Comme l'emploi de l' IDIIA OIXIIXI date des premiers temps de notre Humanité, les propriétés diététiques du second lait cité furent remarquées très récemment.

Il est intéressant de savoir à titre de curiosité que ces mammifères dont la vie se passe à des profondeurs de 500 ENMOO ou plus (des fosses marines) ne sont pas retenus en captivité. Après les avoir capturé on les traite chirurgicalement en introduisant dans leur cortex cérébral une série de sondes ou électrodes et en leur implantant un appareil AAXOO-UAXOO (ÉMETTEUR-RÉCEPTEUR).

Le mammifère ne souffre absolument pas de cette intervention ni d'une action postérieure sur son encéphale.
Les cerveaux sont contrôlés (même s'ils se trouvent à grande distance) au moyen de fréquences ultrasoniques qui se propagent dans l'eau et sont captées par la suite par les récepteurs au moyen d'impulsions codées de contrôle jusqu'à atteindre le neurencéphale.
L'émetteur envoie à la base des données sur l'évolution du métabolisme de l'animal qui sont automatiquement enregistrées.
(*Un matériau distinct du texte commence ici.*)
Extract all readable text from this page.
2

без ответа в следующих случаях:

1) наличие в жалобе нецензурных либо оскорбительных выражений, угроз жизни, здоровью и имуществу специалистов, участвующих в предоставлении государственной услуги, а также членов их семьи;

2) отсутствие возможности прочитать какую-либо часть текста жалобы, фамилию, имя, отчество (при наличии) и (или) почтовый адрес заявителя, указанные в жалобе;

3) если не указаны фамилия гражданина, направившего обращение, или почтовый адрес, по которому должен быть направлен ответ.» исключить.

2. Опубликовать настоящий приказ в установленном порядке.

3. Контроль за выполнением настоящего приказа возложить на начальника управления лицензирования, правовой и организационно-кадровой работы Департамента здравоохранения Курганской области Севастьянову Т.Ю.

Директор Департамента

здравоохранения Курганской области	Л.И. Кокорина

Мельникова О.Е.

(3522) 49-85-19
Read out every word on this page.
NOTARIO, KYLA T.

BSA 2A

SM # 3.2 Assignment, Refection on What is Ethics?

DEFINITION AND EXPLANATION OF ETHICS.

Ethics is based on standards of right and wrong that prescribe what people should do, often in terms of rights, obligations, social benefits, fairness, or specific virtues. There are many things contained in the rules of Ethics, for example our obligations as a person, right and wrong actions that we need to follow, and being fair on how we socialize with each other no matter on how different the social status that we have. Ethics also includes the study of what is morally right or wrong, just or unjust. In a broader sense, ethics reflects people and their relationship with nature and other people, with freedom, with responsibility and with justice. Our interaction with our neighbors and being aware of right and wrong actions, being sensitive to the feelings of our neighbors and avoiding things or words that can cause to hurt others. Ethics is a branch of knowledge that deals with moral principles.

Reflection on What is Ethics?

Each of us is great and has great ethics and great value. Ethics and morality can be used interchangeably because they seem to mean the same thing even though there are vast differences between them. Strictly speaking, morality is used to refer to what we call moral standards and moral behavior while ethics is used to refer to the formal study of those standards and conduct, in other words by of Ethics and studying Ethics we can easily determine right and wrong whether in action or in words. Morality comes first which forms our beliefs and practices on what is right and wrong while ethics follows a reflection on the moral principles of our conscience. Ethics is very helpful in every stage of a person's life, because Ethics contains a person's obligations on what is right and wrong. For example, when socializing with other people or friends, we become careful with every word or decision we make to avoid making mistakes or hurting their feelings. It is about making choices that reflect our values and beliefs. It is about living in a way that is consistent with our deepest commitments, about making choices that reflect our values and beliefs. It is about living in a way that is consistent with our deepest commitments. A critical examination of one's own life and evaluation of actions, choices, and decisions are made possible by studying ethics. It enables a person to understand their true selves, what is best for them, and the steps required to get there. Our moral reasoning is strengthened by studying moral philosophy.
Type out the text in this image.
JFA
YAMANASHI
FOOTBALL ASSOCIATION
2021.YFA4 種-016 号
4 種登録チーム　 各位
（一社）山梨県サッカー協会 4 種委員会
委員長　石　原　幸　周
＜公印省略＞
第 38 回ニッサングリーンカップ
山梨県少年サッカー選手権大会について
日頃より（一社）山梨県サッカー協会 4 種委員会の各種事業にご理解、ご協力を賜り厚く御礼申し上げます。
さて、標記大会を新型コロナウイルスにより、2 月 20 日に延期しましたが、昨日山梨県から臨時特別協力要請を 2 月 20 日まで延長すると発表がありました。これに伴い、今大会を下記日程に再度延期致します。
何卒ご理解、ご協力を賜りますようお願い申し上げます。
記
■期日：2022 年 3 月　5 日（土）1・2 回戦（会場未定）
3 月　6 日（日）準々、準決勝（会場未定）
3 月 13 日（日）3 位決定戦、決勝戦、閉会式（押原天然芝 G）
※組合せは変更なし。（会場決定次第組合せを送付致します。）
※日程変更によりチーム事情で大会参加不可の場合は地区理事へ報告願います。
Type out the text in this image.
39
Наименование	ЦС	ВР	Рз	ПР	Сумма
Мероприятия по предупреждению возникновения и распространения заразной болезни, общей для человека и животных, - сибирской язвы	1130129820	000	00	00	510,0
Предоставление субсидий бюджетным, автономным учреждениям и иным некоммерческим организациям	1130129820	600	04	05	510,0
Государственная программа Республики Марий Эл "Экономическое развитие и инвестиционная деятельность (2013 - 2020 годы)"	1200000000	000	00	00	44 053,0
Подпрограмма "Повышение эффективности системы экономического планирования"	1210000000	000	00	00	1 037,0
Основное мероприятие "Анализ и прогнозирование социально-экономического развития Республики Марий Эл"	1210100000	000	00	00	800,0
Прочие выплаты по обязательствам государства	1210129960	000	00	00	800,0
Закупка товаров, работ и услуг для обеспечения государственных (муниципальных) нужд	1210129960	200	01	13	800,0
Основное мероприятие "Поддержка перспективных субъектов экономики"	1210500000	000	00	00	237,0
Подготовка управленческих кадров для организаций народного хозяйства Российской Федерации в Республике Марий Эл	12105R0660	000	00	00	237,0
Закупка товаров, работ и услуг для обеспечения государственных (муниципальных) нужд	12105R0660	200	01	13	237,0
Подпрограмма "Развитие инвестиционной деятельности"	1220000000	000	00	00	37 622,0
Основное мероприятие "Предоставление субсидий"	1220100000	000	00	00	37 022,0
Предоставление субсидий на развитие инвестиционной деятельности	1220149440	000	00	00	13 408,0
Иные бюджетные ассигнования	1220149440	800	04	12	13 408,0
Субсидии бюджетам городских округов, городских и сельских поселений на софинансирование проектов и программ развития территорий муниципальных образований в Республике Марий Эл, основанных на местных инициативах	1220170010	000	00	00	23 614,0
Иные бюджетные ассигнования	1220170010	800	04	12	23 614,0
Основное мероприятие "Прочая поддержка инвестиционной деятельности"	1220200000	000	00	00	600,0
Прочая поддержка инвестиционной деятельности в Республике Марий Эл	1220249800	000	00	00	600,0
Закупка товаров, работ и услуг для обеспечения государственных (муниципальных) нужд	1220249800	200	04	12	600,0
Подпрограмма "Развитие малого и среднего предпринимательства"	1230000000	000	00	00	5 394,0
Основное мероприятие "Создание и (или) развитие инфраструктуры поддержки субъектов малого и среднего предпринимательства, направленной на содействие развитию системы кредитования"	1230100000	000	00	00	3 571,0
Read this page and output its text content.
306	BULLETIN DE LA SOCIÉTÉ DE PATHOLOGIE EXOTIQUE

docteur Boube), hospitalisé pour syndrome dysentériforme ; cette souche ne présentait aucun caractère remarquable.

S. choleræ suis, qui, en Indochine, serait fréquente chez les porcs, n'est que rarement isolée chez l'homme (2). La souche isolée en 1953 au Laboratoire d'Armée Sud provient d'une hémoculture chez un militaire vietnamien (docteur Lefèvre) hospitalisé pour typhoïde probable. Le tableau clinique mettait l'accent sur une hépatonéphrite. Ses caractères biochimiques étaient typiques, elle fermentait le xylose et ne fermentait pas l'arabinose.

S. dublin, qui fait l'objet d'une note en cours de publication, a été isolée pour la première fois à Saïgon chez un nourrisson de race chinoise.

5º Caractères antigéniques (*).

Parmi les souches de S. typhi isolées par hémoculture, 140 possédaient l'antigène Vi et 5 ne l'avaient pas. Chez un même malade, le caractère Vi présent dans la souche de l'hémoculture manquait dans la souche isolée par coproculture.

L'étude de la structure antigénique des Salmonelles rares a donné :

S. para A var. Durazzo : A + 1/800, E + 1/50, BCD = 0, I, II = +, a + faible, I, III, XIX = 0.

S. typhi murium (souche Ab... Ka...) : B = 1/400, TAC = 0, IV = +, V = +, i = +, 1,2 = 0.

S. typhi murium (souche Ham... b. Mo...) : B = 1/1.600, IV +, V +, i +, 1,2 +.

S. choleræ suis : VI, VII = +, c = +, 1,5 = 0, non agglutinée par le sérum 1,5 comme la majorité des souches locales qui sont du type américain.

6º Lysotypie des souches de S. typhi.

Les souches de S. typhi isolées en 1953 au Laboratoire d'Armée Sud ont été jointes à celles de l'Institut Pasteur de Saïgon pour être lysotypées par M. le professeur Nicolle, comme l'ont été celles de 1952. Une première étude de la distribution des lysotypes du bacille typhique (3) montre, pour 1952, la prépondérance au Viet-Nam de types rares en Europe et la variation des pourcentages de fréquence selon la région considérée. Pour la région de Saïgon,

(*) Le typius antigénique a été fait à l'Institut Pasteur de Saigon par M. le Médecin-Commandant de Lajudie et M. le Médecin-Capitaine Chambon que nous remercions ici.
Quand l'animal est en chaleur et en période postérieure à l'enfantement, la base de contrôle émet des ordres codés qui inhibent les mouvements volontaires les obligeant à se diriger vers la base ou des équipements automatisés situé au fond de la base sous-marine leur extraient le lait et l'envoient par des canalisations jusqu'à terre.

Bien que notre industrie chimique élabore par synthèse tous les composants de ces classes de lait, l'authentique est plus apprécié, d'autre part il est extrait en abondance sans nécessité de recourir à une fabrication industrielle.

Dans d'autres cas, les viandes sont élaborées pour utiliser les mêmes composants gras (ce que vous appelez roti, mais toujours assaisonné de produits toniques ni excitants ni nocifs quoique beaucoup plus aromatiques que n'importe quelles espèces terrestres).